Videos for Learning
Each of these modules uses videos to help illuminate an important aspect of mathematics. Whilst each has its own style, they have in common a video introduction that could be shared with students or could be viewed by a teacher intending a 'live performance'. They include additional videos covering any e-tech skills that the module draws upon and commonly are extended via student resources that take them from an introduction of a new idea to a fully fledged unit of study.
Pigs, Pens and Mathematics
Pigs, pens and mathematics is a two to four lesson, tried and proven, activity that moves students from measurement-thinking to functional-thinking with the help a simple but rarely used idea - do not evaluate a calculation. A small, but authentic and enlightening use of electronic technology is made. It would fit perfectly in a measurement topic at any of the years 8 to 11. In this collection of resources you will find: a) a two-part introductory video, that can be played to the class to kick things off, b) one support video that shows "how to" do the technical stuff on the CG 20 AU, c) one support video that explores the mathematical ideas that can be developed with the help of the technology, d) one 'task sheet' for students to work on after watching the videos or being instructed by the teacher, e) a complete 'unit of work' that allows students to consolidate the mathematical ideas and skills they have learned.
Flow - Ideas that underpin Differential Calculus
Presented here is a tried and proven three to five lesson sequence that begins with an engaging real-world context and grows students from the idea of average rate of change to instantaneous rate of change.
It is accessible to any student who has an understanding of average and gradient.
In this collection of resources you will find: a) a three-part introductory video (I, IIa and IIb), which structures the sequence of learning, b) two support video that shows "how to" do the technical stuff on the CG 20 AU.
As Big As Can Be
The introductory videos introduce students to a complete unit of work, a study of quadratic functions.

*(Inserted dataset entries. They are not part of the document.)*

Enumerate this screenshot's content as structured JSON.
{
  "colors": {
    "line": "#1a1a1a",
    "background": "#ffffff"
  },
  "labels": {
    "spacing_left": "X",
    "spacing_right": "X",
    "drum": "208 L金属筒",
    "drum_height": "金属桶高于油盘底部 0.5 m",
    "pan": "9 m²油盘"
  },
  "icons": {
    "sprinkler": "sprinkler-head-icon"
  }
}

The unit starts with a geometric optimisation problem (paper folding) that prompts students to ask the question “is that as big as can be?” This question drives the generation and use of an algebraic model for the geometric system and provides a natural purpose for the vertex form of a quadratic function. The unit then focuses on families of quadratic functions, using technology and algebraic techniques to appreciate their graphical and algebraic characteristics. The unit includes two videos that can be used by teachers to get an idea of how to start the unit, or can be used in class as a 'prop' to run the first few lessons, along with a 'chapter replacement' booklet, complete with e-tech support and answers to questions.